Marcel Stoessel, Head of Oxfam in the Democratic Republic of the Congo, who just came back from the conflict zone, said: "There is nowhere that is safe in the area I visited. Villagers are being forced to flee, some for the fifth or sixth time, losing family members on the way. Women are being raped and abused. People have been looted of the few possessions they owned, and have had their houses burned to the ground—all of this is happening as we speak, but the world is looking away.
"The stories I heard are heartbreaking. A woman told me how she witnessed a brutal gang rape of a neighbor by three armed men. She thinks the victim must have died afterwards. She ran away with her children, but her husband ran in another direction. She does not know where he is."
At least 250,000 people have been forced to leave their homes since January. Oxfam is alarmed about the lack of protection of civilians in their home villages, but also about their safety in the towns they fled to, where armed men are also carrying out serious abuses.
There are not enough UN peacekeepers patrolling the areas affected by the new violence, leaving civilians feeling scared and vulnerable.
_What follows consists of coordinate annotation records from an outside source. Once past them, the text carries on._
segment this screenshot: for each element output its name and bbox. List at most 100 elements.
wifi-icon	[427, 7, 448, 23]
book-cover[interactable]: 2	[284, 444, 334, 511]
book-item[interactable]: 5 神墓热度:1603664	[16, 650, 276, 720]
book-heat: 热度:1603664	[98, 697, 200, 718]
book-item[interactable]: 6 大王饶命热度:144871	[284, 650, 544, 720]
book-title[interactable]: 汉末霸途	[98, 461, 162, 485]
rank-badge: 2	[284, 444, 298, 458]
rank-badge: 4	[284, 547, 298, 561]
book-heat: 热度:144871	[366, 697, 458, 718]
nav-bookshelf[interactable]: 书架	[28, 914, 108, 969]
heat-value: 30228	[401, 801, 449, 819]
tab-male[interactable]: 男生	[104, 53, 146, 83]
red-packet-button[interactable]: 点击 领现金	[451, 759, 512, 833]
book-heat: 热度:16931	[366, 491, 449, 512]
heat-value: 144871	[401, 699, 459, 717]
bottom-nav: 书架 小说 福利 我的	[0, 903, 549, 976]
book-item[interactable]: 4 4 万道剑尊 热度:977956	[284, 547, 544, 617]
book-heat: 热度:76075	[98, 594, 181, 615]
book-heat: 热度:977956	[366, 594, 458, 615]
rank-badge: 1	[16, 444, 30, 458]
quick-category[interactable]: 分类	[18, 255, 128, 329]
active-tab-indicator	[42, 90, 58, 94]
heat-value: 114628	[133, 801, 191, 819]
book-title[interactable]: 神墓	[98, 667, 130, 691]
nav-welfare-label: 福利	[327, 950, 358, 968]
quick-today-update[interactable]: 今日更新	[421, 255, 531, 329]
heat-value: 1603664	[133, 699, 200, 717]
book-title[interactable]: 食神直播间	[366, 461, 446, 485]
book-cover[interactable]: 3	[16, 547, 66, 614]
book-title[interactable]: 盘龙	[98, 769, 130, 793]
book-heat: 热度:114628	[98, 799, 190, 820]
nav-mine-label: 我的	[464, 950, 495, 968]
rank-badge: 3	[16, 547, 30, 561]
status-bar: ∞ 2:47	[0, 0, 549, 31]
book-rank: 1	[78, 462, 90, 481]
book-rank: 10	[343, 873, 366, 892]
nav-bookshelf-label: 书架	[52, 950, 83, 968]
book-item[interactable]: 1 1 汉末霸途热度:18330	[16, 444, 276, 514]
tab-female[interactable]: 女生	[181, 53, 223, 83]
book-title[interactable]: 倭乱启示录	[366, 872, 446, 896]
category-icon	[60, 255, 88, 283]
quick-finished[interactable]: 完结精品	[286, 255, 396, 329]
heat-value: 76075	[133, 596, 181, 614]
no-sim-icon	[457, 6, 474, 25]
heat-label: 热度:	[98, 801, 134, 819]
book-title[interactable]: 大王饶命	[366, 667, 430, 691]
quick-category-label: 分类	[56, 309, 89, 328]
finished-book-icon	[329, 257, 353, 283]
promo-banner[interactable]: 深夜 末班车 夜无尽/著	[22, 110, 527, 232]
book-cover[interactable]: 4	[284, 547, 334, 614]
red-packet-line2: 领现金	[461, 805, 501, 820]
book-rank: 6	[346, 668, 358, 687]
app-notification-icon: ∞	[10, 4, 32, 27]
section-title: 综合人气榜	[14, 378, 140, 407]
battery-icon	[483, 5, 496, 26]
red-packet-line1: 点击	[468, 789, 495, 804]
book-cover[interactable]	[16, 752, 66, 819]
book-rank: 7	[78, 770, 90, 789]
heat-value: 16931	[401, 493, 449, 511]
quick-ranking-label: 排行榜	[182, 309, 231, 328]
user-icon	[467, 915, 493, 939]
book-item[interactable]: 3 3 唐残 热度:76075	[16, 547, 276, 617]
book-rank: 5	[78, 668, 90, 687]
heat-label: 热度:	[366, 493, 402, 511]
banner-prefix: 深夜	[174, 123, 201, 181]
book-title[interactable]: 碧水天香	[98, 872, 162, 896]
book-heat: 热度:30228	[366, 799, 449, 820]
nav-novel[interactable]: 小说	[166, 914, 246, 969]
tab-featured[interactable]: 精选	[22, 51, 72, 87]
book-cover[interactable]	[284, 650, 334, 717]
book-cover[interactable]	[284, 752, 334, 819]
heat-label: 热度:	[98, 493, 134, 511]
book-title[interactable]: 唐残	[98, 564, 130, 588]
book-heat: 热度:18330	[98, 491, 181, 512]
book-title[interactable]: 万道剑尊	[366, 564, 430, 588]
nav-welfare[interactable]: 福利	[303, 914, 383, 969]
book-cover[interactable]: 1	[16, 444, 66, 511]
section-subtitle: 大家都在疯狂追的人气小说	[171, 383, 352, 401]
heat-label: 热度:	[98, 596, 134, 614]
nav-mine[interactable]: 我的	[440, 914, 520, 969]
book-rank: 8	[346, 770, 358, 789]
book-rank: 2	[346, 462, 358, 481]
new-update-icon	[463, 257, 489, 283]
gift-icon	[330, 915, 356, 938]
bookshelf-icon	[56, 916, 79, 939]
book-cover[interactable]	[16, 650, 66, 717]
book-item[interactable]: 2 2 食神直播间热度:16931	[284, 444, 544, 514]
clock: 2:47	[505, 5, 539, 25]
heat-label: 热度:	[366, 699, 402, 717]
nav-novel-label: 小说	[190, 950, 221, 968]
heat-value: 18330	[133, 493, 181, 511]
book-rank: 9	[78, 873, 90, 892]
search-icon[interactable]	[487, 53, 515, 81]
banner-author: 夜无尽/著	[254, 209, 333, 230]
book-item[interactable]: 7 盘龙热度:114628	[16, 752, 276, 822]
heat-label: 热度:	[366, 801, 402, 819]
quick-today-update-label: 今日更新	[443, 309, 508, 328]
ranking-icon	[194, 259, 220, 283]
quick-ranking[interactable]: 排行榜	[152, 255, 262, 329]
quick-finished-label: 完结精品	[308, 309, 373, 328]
While there are around 17,500 MONUC peacekeepers in the country, the force has very little visible presence in the areas to which people have fled.
"Communities tell us that they would like to see more peacekeepers patrolling the areas on foot, so that they feel safer," said Stoessel.
Oxfam called on MONUC to ensure that its resources are deployed in areas where they can best protect people at risk.
Oxfam this month significantly scaled up its life-saving emergency response by providing clean water, sanitation, and carrying out crucial hygiene promotion activities. Up to 150,000 additional people will benefit from this assistance.
With the military operations against the FDLR now expanding to South Kivu, Oxfam is also concerned for civilians there, with initial reports of thousands of people already fleeing in anticipation of increased violence and attacks. Oxfam has opened a new rapid response office in Bukavu, South Kivu, to be prepared for possible humanitarian fallout.
"What we have seen in North Kivu sets a terrible precedent for what may happen in South Kivu," said Stoessel. "Oxfam calls on all parties to the conflict, including the Government, to respect the life, dignity and property of civilians."